All’s fair in love and… cricket

Editorial May 15, 2010

And by a sleep to say we end the heartache and the thousand natural shocks that Pakistani cricket is heir to... ‘Tis a consummation devoutly to be wished. If Shakespeare were a Pakistani cricket fan, one imagines that is how he would have written about Friday’s gutwrenching defeat against Australia in the semi-finals of the T20 World Cup. As Michael Hussey hit that six off the second-last ball of the match, nearly every Pakistani fan wanted to rush for the covers and fall asleep to wake up and find out it was all just a dream. Unfortunately, it was not so.

A dispassionate analysis of the game shows that it was a good match. Pakistan dominated the first innings and performed well when Australia came out to bat, restricting the run flow and picking up wickets at regular intervals.

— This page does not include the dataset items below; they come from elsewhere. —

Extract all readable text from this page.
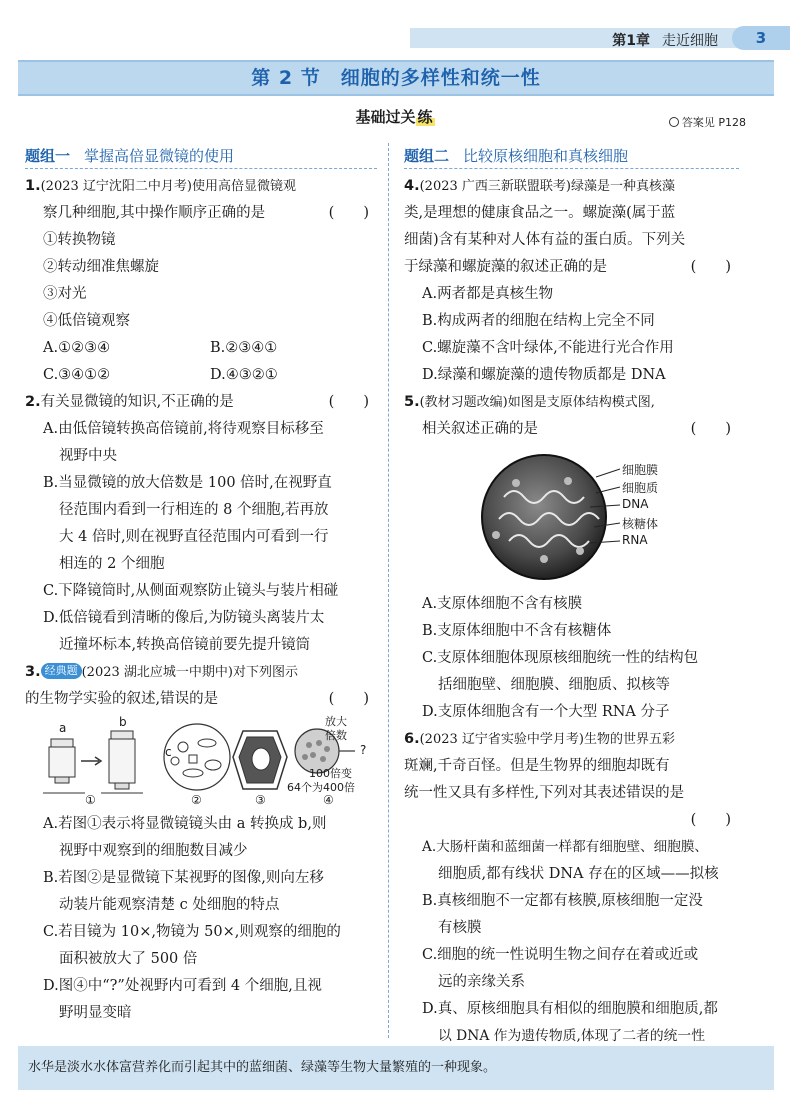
第1章 走近细胞	3
第 2 节　细胞的多样性和统一性
基础过关 练	答案见 P128
题组一 掌握高倍显微镜的使用
1.(2023 辽宁沈阳二中月考)使用高倍显微镜观
察几种细胞,其中操作顺序正确的是	(　　)
①转换物镜
②转动细准焦螺旋
③对光
④低倍镜观察
A.①②③④	B.②③④①
C.③④①②	D.④③②①
2.有关显微镜的知识,不正确的是	(　　)
A.由低倍镜转换高倍镜前,将待观察目标移至
视野中央
B.当显微镜的放大倍数是 100 倍时,在视野直
径范围内看到一行相连的 8 个细胞,若再放
大 4 倍时,则在视野直径范围内可看到一行
相连的 2 个细胞
C.下降镜筒时,从侧面观察防止镜头与装片相碰
D.低倍镜看到清晰的像后,为防镜头离装片太
近撞坏标本,转换高倍镜前要先提升镜筒
3. 经典题 (2023 湖北应城一中期中)对下列图示
的生物学实验的叙述,错误的是	(　　)
a	b
c
放大
倍数
?
100倍变
64个为400倍
①	②	③	④
A.若图①表示将显微镜镜头由 a 转换成 b,则
视野中观察到的细胞数目减少
B.若图②是显微镜下某视野的图像,则向左移
动装片能观察清楚 c 处细胞的特点
C.若目镜为 10×,物镜为 50×,则观察的细胞的
面积被放大了 500 倍
D.图④中“?”处视野内可看到 4 个细胞,且视
野明显变暗
题组二 比较原核细胞和真核细胞
4.(2023 广西三新联盟联考)绿藻是一种真核藻
类,是理想的健康食品之一。螺旋藻(属于蓝
细菌)含有某种对人体有益的蛋白质。下列关
于绿藻和螺旋藻的叙述正确的是	(　　)
A.两者都是真核生物
B.构成两者的细胞在结构上完全不同
C.螺旋藻不含叶绿体,不能进行光合作用
D.绿藻和螺旋藻的遗传物质都是 DNA
5.(教材习题改编)如图是支原体结构模式图,
相关叙述正确的是	(　　)
细胞膜
细胞质
DNA
核糖体
RNA
A.支原体细胞不含有核膜
B.支原体细胞中不含有核糖体
C.支原体细胞体现原核细胞统一性的结构包
括细胞壁、细胞膜、细胞质、拟核等
D.支原体细胞含有一个大型 RNA 分子
6.(2023 辽宁省实验中学月考)生物的世界五彩
斑斓,千奇百怪。但是生物界的细胞却既有
统一性又具有多样性,下列对其表述错误的是
(　　)

A.大肠杆菌和蓝细菌一样都有细胞壁、细胞膜、
细胞质,都有线状 DNA 存在的区域——拟核
B.真核细胞不一定都有核膜,原核细胞一定没
有核膜
C.细胞的统一性说明生物之间存在着或近或
远的亲缘关系
D.真、原核细胞具有相似的细胞膜和细胞质,都
以 DNA 作为遗传物质,体现了二者的统一性
水华是淡水水体富营养化而引起其中的蓝细菌、绿藻等生物大量繁殖的一种现象。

At one point, it felt almost like the 1999 semi-final against New Zealand when, in the words of Geoffrey Boycott, Pakistan treated their opponents “like schoolboys.” But then, a remarkable comeback by Australia took them home to victory and on to a final against England. In fairness to our players, they did not give the game away: Australia just outplayed them when it mattered most — in the final overs. This is the stuff cricketing legends are made of. It just so happens that this time it is not one of ours who will be the legend. But the outcome of the game was fair. The two most outstanding teams in the tournament, England and Australia, will compete for the title in the final match on Sunday, a fitting end to a thrilling tournament.

As for the Pakistani team, we believe they have done well for a young side plagued by scandal and leadership difficulties. Well played, boys.

Published in the Express Tribune, May 16th, 2010.